V12 wrote in Fri Dec 10, 2021 8:45 am:Why not ? P3D is on older technology than MSFS2020, but can do this :
Yep. MS-FS is only DX11 - an openworld engine a game studio created for a driving sim, plugged into FS-X. Real-time reflections have been done in non-flight games for a long time, and flight games - it involves rendering the entire scene again (maybe with multiple renders to cover areas out of view but reflected in several surfaces), so it's normally very slow - and doesn't cover cloud shadows or tree shadows. It's sort of like how doing shadows using one technique for everything the Rembrandt way (standard game way) is very slow.
The compositor/ALS does the shadows, but much faster, and using multiple techniques. IIRC Icecold had trouble even getting the compositor object shadows to render fast initially, as shadows just eat up performance.
The plan with the new tech Icecold is working on is to do everything very fast and in a single pass. This will be used to create realtime environment maps - which can be used for environment reflection on plane surfaces, and even in water.
Flightgear already does real-time environment maps in the new pipeline - but fast, much like how it does shadows fast. The colours reflecting off the plane in this SOTM screenshot [1] are real-time
TheEagle wrote in Sun Nov 14, 2021 10:12 pm:Yeah … either a better terrain engine, or a 5000 MB/s superfast SSD
Yeah bandwidth is also a factor - more internet bandwidth, rather than hard-drive i/o - MSFS reached the max stated bandwidth of 5 MB/s at slow subsonic speeds at release e.g. [link] as the approach is bandwidth heavy. With less bandwidth the scenery quality drops.
StuartB said the WS3 terrain can keep up at hypersonic speeds. WS30 has a LoD system, which can render all the way up into space.
merspieler wrote in Fri Dec 10, 2021 1:38 pm:Tho for ray tracing to become really popular, we need to see a few more GPU generations with it... not only from NVidia but also AMD and Intel...
Because of performance impact and pricing of performant cards (even at MSRP)

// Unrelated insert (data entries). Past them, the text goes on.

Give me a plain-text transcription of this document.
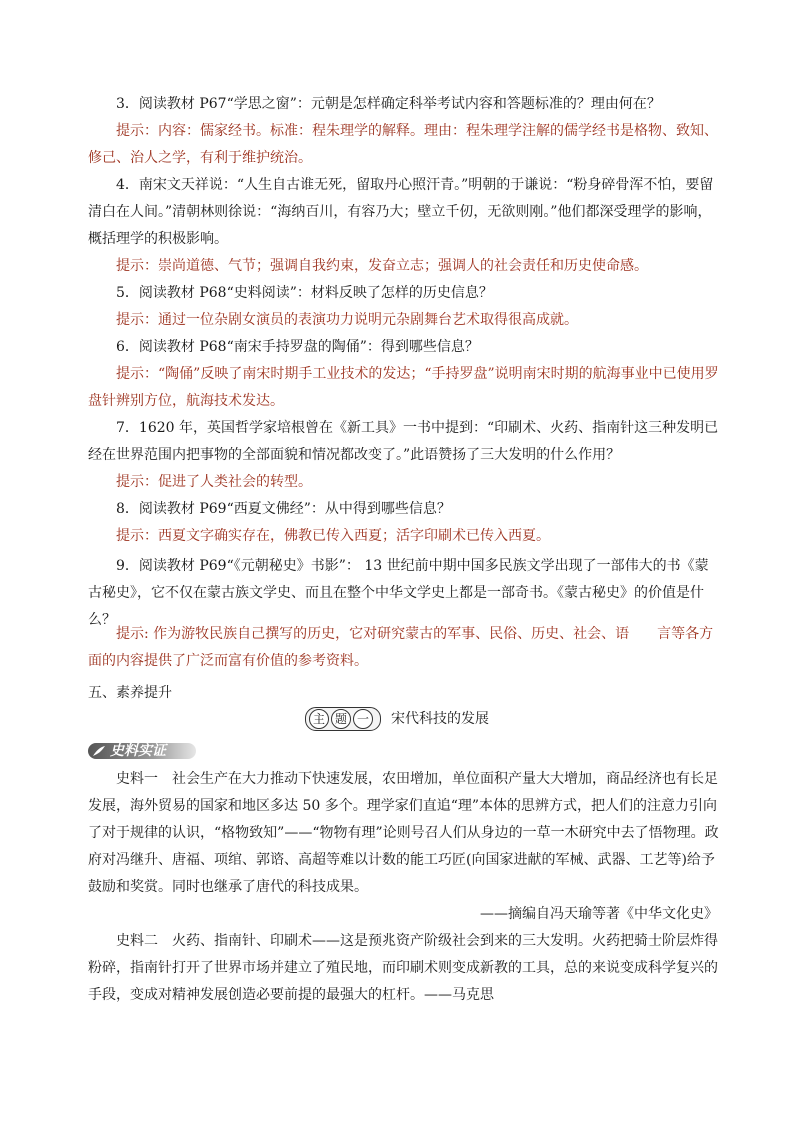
3．阅读教材 P67“学思之窗”：元朝是怎样确定科举考试内容和答题标准的？理由何在？

提示：内容：儒家经书。标准：程朱理学的解释。理由：程朱理学注解的儒学经书是格物、致知、修己、治人之学，有利于维护统治。

4．南宋文天祥说：“人生自古谁无死，留取丹心照汗青。”明朝的于谦说：“粉身碎骨浑不怕，要留清白在人间。”清朝林则徐说：“海纳百川，有容乃大；壁立千仞，无欲则刚。”他们都深受理学的影响，概括理学的积极影响。

提示：崇尚道德、气节；强调自我约束，发奋立志；强调人的社会责任和历史使命感。

5．阅读教材 P68“史料阅读”：材料反映了怎样的历史信息？

提示：通过一位杂剧女演员的表演功力说明元杂剧舞台艺术取得很高成就。

6．阅读教材 P68“南宋手持罗盘的陶俑”：得到哪些信息？

提示：“陶俑”反映了南宋时期手工业技术的发达；“手持罗盘”说明南宋时期的航海事业中已使用罗盘针辨别方位，航海技术发达。

7．1620 年，英国哲学家培根曾在《新工具》一书中提到：“印刷术、火药、指南针这三种发明已经在世界范围内把事物的全部面貌和情况都改变了。”此语赞扬了三大发明的什么作用？

提示：促进了人类社会的转型。

8．阅读教材 P69“西夏文佛经”：从中得到哪些信息？

提示：西夏文字确实存在，佛教已传入西夏；活字印刷术已传入西夏。

9．阅读教材 P69“《元朝秘史》书影”： 13 世纪前中期中国多民族文学出现了一部伟大的书《蒙古秘史》，它不仅在蒙古族文学史、而且在整个中华文学史上都是一部奇书。《蒙古秘史》的价值是什么？

提示: 作为游牧民族自己撰写的历史，它对研究蒙古的军事、民俗、历史、社会、语　　言等各方面的内容提供了广泛而富有价值的参考资料。

五、素养提升
主 题 一 宋代科技的发展
史料实证

史料一　社会生产在大力推动下快速发展，农田增加，单位面积产量大大增加，商品经济也有长足发展，海外贸易的国家和地区多达 50 多个。理学家们直追“理”本体的思辨方式，把人们的注意力引向了对于规律的认识，“格物致知”——“物物有理”论则号召人们从身边的一草一木研究中去了悟物理。政府对冯继升、唐福、项绾、郭谘、高超等难以计数的能工巧匠(向国家进献的军械、武器、工艺等)给予鼓励和奖赏。同时也继承了唐代的科技成果。

——摘编自冯天瑜等著《中华文化史》

史料二　火药、指南针、印刷术——这是预兆资产阶级社会到来的三大发明。火药把骑士阶层炸得粉碎，指南针打开了世界市场并建立了殖民地，而印刷术则变成新教的工具，总的来说变成科学复兴的手段，变成对精神发展创造必要前提的最强大的杠杆。——马克思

Yep - in some ways RTX has become the new 4k. 4k was a convenient marketing feature for GPU manufacturers, and also monitor makers who can just divide the LCD screen into more pixels. 4k mostly dumps 3d performance into a blackhole (mostly), with more of the same plain boring pixels. 4k is more useful for 2d though. Games meanwhile are mostly driven by console performance which lagged behind PC last generation. So there was lots of GPU performance available but no game features to sell new PC GPUs. 4k was convenient. RTX is similar - it's possible to add raytracing to simple graphics. RTX does make lighting look softer, but it doesn't fix other things. Once RTX marketing started, GPU manufacturers forgot 4k existed and the talk was back to 1080p as if nothing happened - unfortunate for 2/3k screen users who can't just run at half resolution to get 1080p, as they get blur.
RTX is another of those one-technique-fits all games industry things right now - it's more useful for games where there's lots of lights/explosions everywhere, and scenery geometry that's changing a lot. Probably helps to make the floor a bit wet and avoid non-RTX lighting techniques, so switching it on is noticeable. If one technique is used for everything, it can eat performance so you lose visuals elsewhere. For flight sims and other applications that have static geometry and fixed lights that don't change much, lightmaps are better than real-time raytracing could hope to be. For openworld applications that have the sun/moon as light sources there are other techniques including real-time environment maps, spherical harmonics/light probes etc. There will probably be some interesting techniques in future using the computational power of the special cores that do raytracing.